THC, cannabidiolo (CBD) e cannabinolo (CBN) sono noti per inibire gli isoenzimi CYP, come CYP1A1, 1A2 e 1B1. La cannabis può, quindi, aumentare la biodisponibilità di farmaci metabolizzati da questi enzimi. Tali farmaci comprendono amitriptilina, fenacetina, teofillina, granisetron, dacarbazina, e flutamide.
THC, carbossi-∆9-THC, CBD e CBN in vitro stimolano, e in alcuni casi inibiscono, l’attività del trasportatore dell’efflusso della P-glicoproteina. Ciò suggerisce un potenziale meccanismo aggiuntivo per cui i cannabinoidi possono influenzare l’efficacia e la tossicità dei farmaci co-somministrati. I medici devono, quindi, essere informati di altri farmaci che il paziente sta assumendo e monitorare attentamente i pazienti in trattamento con altri farmaci quando viene assunta la cannabis.
Si raccomanda, pertanto, di valutare sempre le possibili interazioni farmacologiche prima di prescrivere preparati magistrali a base di cannabis.
Gravidanza e allattamento
Una serie di studi ha dimostrato il passaggio transplacentare e nel latte materno del THC. Pertanto, l’uso di cannabis durante la gravidanza e l’allattamento dovrebbe essere evitato.
Effetti sulla capacità di guidare veicoli e sull’uso di macchinari
L’uso di cannabis può ridurre il tempo di reazione ed abbassare la capacità di concentrazione.
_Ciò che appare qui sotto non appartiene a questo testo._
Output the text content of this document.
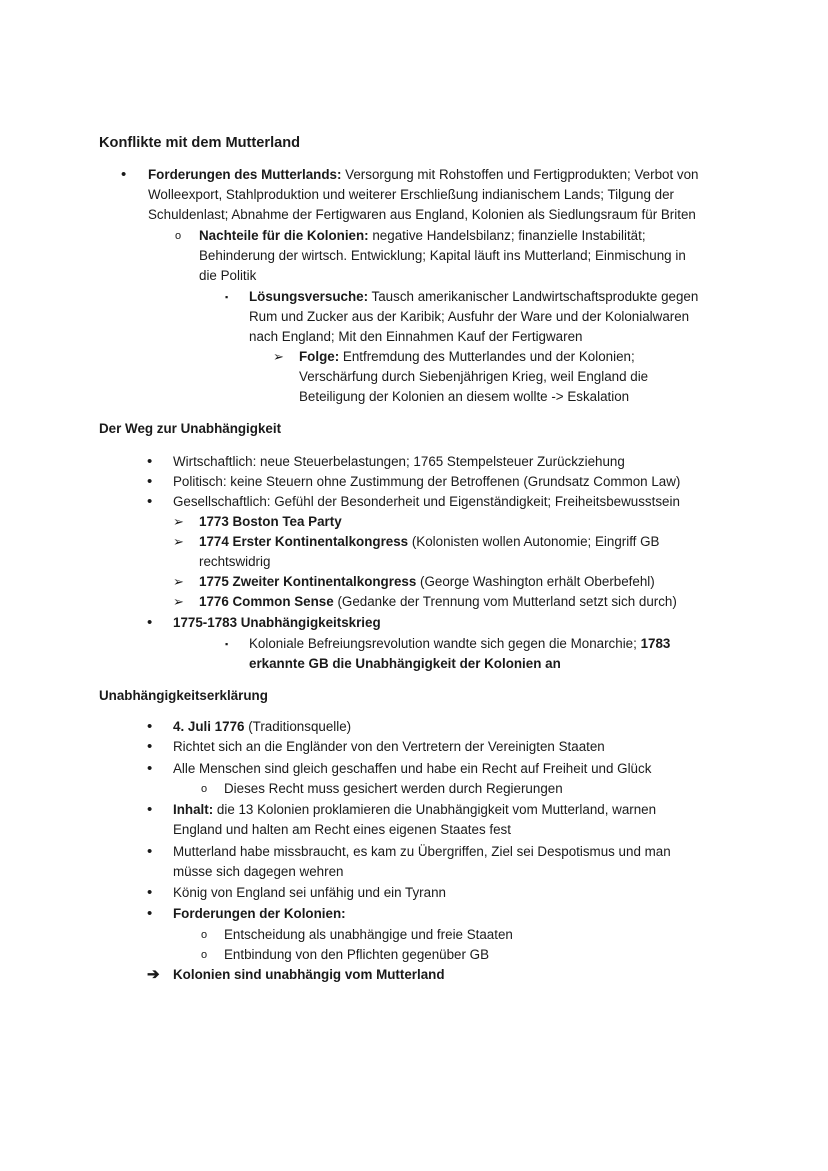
Konflikte mit dem Mutterland
• Forderungen des Mutterlands: Versorgung mit Rohstoffen und Fertigprodukten; Verbot von
Wolleexport, Stahlproduktion und weiterer Erschließung indianischem Lands; Tilgung der
Schuldenlast; Abnahme der Fertigwaren aus England, Kolonien als Siedlungsraum für Briten
o Nachteile für die Kolonien: negative Handelsbilanz; finanzielle Instabilität;
Behinderung der wirtsch. Entwicklung; Kapital läuft ins Mutterland; Einmischung in
die Politik
▪ Lösungsversuche: Tausch amerikanischer Landwirtschaftsprodukte gegen
Rum und Zucker aus der Karibik; Ausfuhr der Ware und der Kolonialwaren
nach England; Mit den Einnahmen Kauf der Fertigwaren
➢ Folge: Entfremdung des Mutterlandes und der Kolonien;
Verschärfung durch Siebenjährigen Krieg, weil England die
Beteiligung der Kolonien an diesem wollte -> Eskalation
Der Weg zur Unabhängigkeit
• Wirtschaftlich: neue Steuerbelastungen; 1765 Stempelsteuer Zurückziehung
• Politisch: keine Steuern ohne Zustimmung der Betroffenen (Grundsatz Common Law)
• Gesellschaftlich: Gefühl der Besonderheit und Eigenständigkeit; Freiheitsbewusstsein
➢ 1773 Boston Tea Party
➢ 1774 Erster Kontinentalkongress (Kolonisten wollen Autonomie; Eingriff GB
rechtswidrig
➢ 1775 Zweiter Kontinentalkongress (George Washington erhält Oberbefehl)
➢ 1776 Common Sense (Gedanke der Trennung vom Mutterland setzt sich durch)
• 1775-1783 Unabhängigkeitskrieg
▪ Koloniale Befreiungsrevolution wandte sich gegen die Monarchie; 1783
erkannte GB die Unabhängigkeit der Kolonien an
Unabhängigkeitserklärung
• 4. Juli 1776 (Traditionsquelle)
• Richtet sich an die Engländer von den Vertretern der Vereinigten Staaten
• Alle Menschen sind gleich geschaffen und habe ein Recht auf Freiheit und Glück
o Dieses Recht muss gesichert werden durch Regierungen
• Inhalt: die 13 Kolonien proklamieren die Unabhängigkeit vom Mutterland, warnen
England und halten am Recht eines eigenen Staates fest
• Mutterland habe missbraucht, es kam zu Übergriffen, Ziel sei Despotismus und man
müsse sich dagegen wehren
• König von England sei unfähig und ein Tyrann
• Forderungen der Kolonien:
o Entscheidung als unabhängige und freie Staaten
o Entbindung von den Pflichten gegenüber GB
➔ Kolonien sind unabhängig vom Mutterland
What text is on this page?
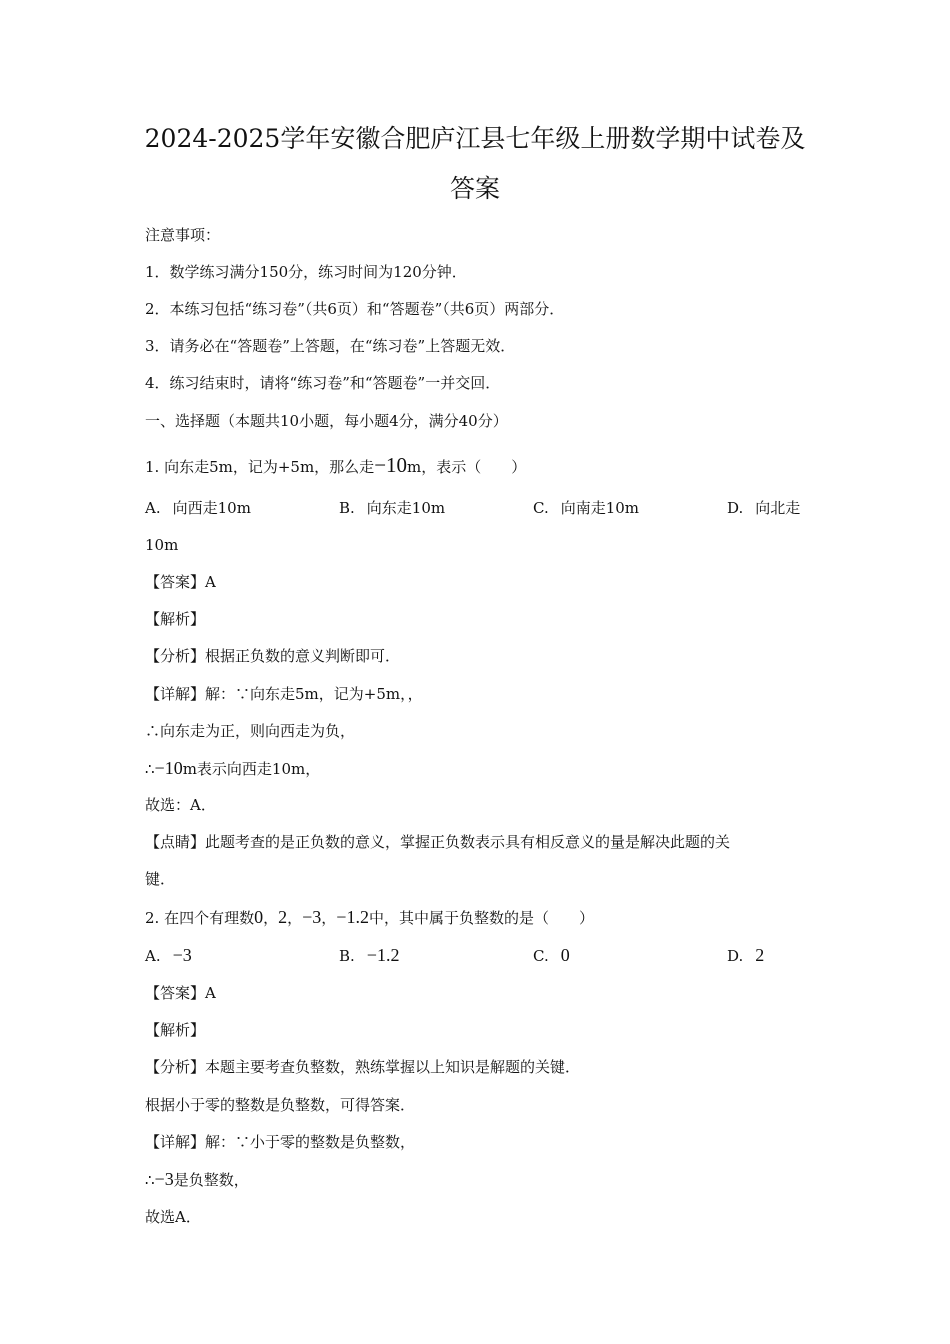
2024-2025学年安徽合肥庐江县七年级上册数学期中试卷及
答案
注意事项：
1．数学练习满分150分，练习时间为120分钟．
2．本练习包括“练习卷”（共6页）和“答题卷”（共6页）两部分．
3．请务必在“答题卷”上答题，在“练习卷”上答题无效．
4．练习结束时，请将“练习卷”和“答题卷”一并交回．
一、选择题（本题共10小题，每小题4分，满分40分）
1. 向东走5m，记为+5m，那么走−10m，表示（　　）
A. 向西走10m	B. 向东走10m	C. 向南走10m	D. 向北走
10m
【答案】A
【解析】
【分析】根据正负数的意义判断即可．
【详解】解：∵向东走5m，记为+5m，，
∴向东走为正，则向西走为负，
∴−10m表示向西走10m，
故选：A．
【点睛】此题考查的是正负数的意义，掌握正负数表示具有相反意义的量是解决此题的关
键．
2. 在四个有理数0，2，−3，−1.2中，其中属于负整数的是（　　）
A. −3	B. −1.2	C. 0	D. 2
【答案】A
【解析】
【分析】本题主要考查负整数，熟练掌握以上知识是解题的关键．
根据小于零的整数是负整数，可得答案．
【详解】解：∵小于零的整数是负整数，
∴−3是负整数，
故选A．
I soggetti in terapia dovrebbero essere esentati dalla guida di veicoli o dallo svolgimento di lavori che richiedono allerta mentale e coordinazione fisica per almeno 24 ore dopo l’ultima somministrazione di cannabis per uso medico.
Sovradosaggio
Una dose eccessiva di cannabis può causare uno stato depressivo o ansioso e può provocare attacchi di panico o psicosi. Questi sintomi dovrebbero scomparire spontaneamente in poche ore. Un eventuale trattamento al sovradosaggio dovrebbe essere indirizzato a curare i sintomi.